Like with most places, time hadn't been real kind to Datcha and everything she saw, the beach, the houses, the roads, just seemed shabbier and less vibrant..."the beach was filthy. Small plastic bags, gelatinous in the sun, had been deposited by the tide on the strand."
“Half the restaurants had been shut down. The remaining ones displayed sick-looking fish on beds of crushed gray ice. With soiled rags, waiters shooed away mangy cats trolling for food. A sprinkling of tourists speaking German sat outside the cafes, their skin sunburned to a peculiar shade of orange.”
Still, she stays on in a nice house that she rented from Turkish businessman Ali Celik and soon became friends with his wife Ozlem. Ozlem and Ali were in the process of getting a divorce and Yvonne soon became Ozlem's sounding board for all the wretchedness that was going on in her marriage. But it was a symbiotic relationship because in Ozlem Yvonne found someone who could show her the ropes and a non-judgmental curiosity about her life with Peter.
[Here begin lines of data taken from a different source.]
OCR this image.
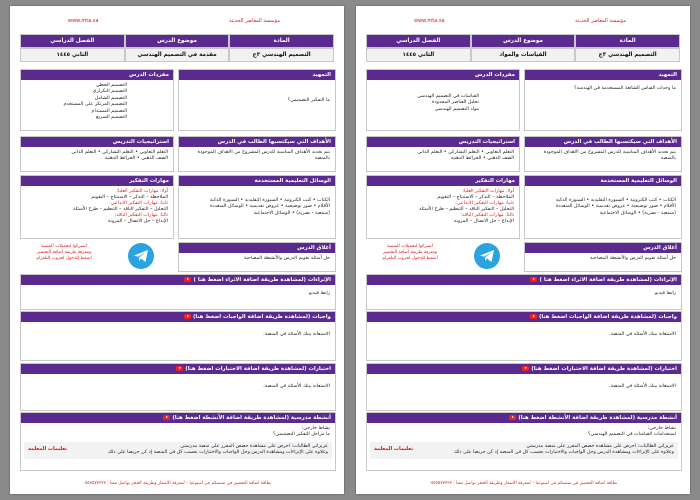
www.mta.sa	مؤسسة المعاصر الحديثة
الفصل الدراسي	موضوع الدرس	المادة
الثاني ١٤٤٥	مقدمة في التصميم الهندسي	التصميم الهندسي ٣ج
مفردات الدرس
التصميم الخطي
التصميم التكراري
التصميم الشامل
التصميم المرتكز على المستخدم
التصميم المستدام
التصميم السريع
التمهيد
ما التفكير التصميمي؟
استراتيجيات التدريس
التعلم التعاوني • التعلم التشاركي • التعلم الذاتي
الصف الذهني • الخرائط الذهنية
الأهداف التي سيكتسبها الطالب في الدرس
يتم تحديد الأهداف المناسبة للدرس المشروح من الاهداف الموجودة
بالمنصة
مهارات التفكير
أولا: مهارات التفكير العليا:
الملاحظة – التذكر – الاستنتاج – التقويم
ثانيا: مهارات التفكير الابداعي:
التحليل – التفكير الناقد – التنظيم – طرح الأسئلة
ثالثا: مهارات التفكير الناقد:
الإبداع – حل الاتصال – المرونة
الوسائل التعليمية المستخدمة
الكتاب • كتب الكترونية • السبورة التقليدية • السبورة الذكية
الأقلام • صور توضيحية • عروض تقديمية • الوسائل المتعددة
(سمعية - بصرية) • الوسائل الاجتماعية
اشتركوا لتحميلات المنصة
ومعرفة طريقة اضافة التحضير
اضغط للدخول لجروب التلغرام
أغلاق الدرس
حل أسئلة تقويم الدرس والأنشطة المصاحبة
الإثراءات (لمشاهدة طريقة اضافة الاثراء اضغط هنا )
رابط فيديو
واجبات (لمشاهدة طريقة اضافة الواجبات اضغط هنا)
الاستعانة ببنك الأسئلة في المنصة.
اختبارات (لمشاهدة طريقة اضافة الاختبارات اضغط هنا)
الاستعانة ببنك الأسئلة في المنصة.
أنشطة مدرسية (لمشاهدة طريقة اضافة الأنشطة اضغط هنا)
نشاط خارجي:
ما مراحل التفكير التصميمي؟
عزيزاتي الطالبات: احرص على مشاهدة حصص المقرر على منصة مدرستي
وعلاوة على الإثراءات ومشاهدة الدرس وحل الواجبات والاختبارات بحسب كل في المنصة إذ كن حريصا على ذلك
تعليمات المعلمة
بطاقة اضافة التحضير في منصتكم في اسبوعيا – لمعرفة الاسعار وطريقة الحجز تواصل معنا : ٠٥٥٧٥٧٧٣٣٣
www.mta.sa	مؤسسة المعاصر الحديثة
الفصل الدراسي	موضوع الدرس	المادة
الثاني ١٤٤٥	القياسات والمواد	التصميم الهندسي ٣ج
مفردات الدرس
القياسات في التصميم الهندسي
تحليل العناصر المحدودة
مواد التصميم الهندسي
التمهيد
ما وحدات القياس الشائعة المستخدمة في الهندسة؟
استراتيجيات التدريس
التعلم التعاوني • التعلم التشاركي • التعلم الذاتي
الصف الذهني • الخرائط الذهنية
الأهداف التي سيكتسبها الطالب في الدرس
يتم تحديد الأهداف المناسبة للدرس المشروح من الاهداف الموجودة
بالمنصة
مهارات التفكير
أولا: مهارات التفكير العليا:
الملاحظة – التذكر – الاستنتاج – التقويم
ثانيا: مهارات التفكير الابداعي:
التحليل – التفكير الناقد – التنظيم – طرح الأسئلة
ثالثا: مهارات التفكير الناقد:
الإبداع – حل الاتصال – المرونة
الوسائل التعليمية المستخدمة
الكتاب • كتب الكترونية • السبورة التقليدية • السبورة الذكية
الأقلام • صور توضيحية • عروض تقديمية • الوسائل المتعددة
(سمعية - بصرية) • الوسائل الاجتماعية
اشتركوا لتحميلات المنصة
ومعرفة طريقة اضافة التحضير
اضغط للدخول لجروب التلغرام
أغلاق الدرس
حل أسئلة تقويم الدرس والأنشطة المصاحبة
الإثراءات (لمشاهدة طريقة اضافة الاثراء اضغط هنا )
رابط فيديو
واجبات (لمشاهدة طريقة اضافة الواجبات اضغط هنا)
الاستعانة ببنك الأسئلة في المنصة.
اختبارات (لمشاهدة طريقة اضافة الاختبارات اضغط هنا)
الاستعانة ببنك الأسئلة في المنصة.
أنشطة مدرسية (لمشاهدة طريقة اضافة الأنشطة اضغط هنا)
نشاط خارجي:
استخدامات القياسات في التصميم الهندسي؟
عزيزاتي الطالبات: احرص على مشاهدة حصص المقرر على منصة مدرستي
وعلاوة على الإثراءات ومشاهدة الدرس وحل الواجبات والاختبارات بحسب كل في المنصة إذ كن حريصا على ذلك
تعليمات المعلمة
بطاقة اضافة التحضير في منصتكم في اسبوعيا – لمعرفة الاسعار وطريقة الحجز تواصل معنا : ٠٥٥٧٥٧٧٣٣٣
Along with Ozlem and Ali, other people that pass through Yvonne's life as she holidays in Turkey is a 10-year old boy who reminds her of her son Matt when he was small. Ahmet's grandmother is the owner of of one of the resorts in Knidos but because she is too busy for the boy, Ahmet spends all day on the beach collecting shells from the Aegean Sea....the lonely figure he cuts on the beach is what endears him to Yvonne and soon she is befriending him much to the dislike of some of the locals, until tragedy strikes and she is forced to face their hatred head on.
There is undeniably a very melancholic air to the book with a few menacing details, but one that is nonetheless uplifting. I will admit to taking a while to get into the book - I found the protagonist a little too gloomy with a penchant for navel gazing and/or looking backward - but once I was over that hump, I was able rediscover the Vendela Vida magic. Because it's more of a novella and has very interesting descriptions of Turkey, I will even recommend this as a great summer read!
What you take away from Vendela Vida's "The Lovers" will depend on what stage of life you're at. A young person reading this is likely to have a very different view of the book than a middle-aged woman. Regardless of the age, however, I feel quite certain that every reader will enjoy the book and the way it explores memories. The title might be a little misleading though, because although there are many "lovers" in the book, including an owl pining for its mate, you realize that Yvonne herself seems lost and unanchored and probably, saddest of all, she concludes that her marriage it not what she thought it was.
I am very grateful to Harper Collins, Canada for making a copy of this book available for me to read.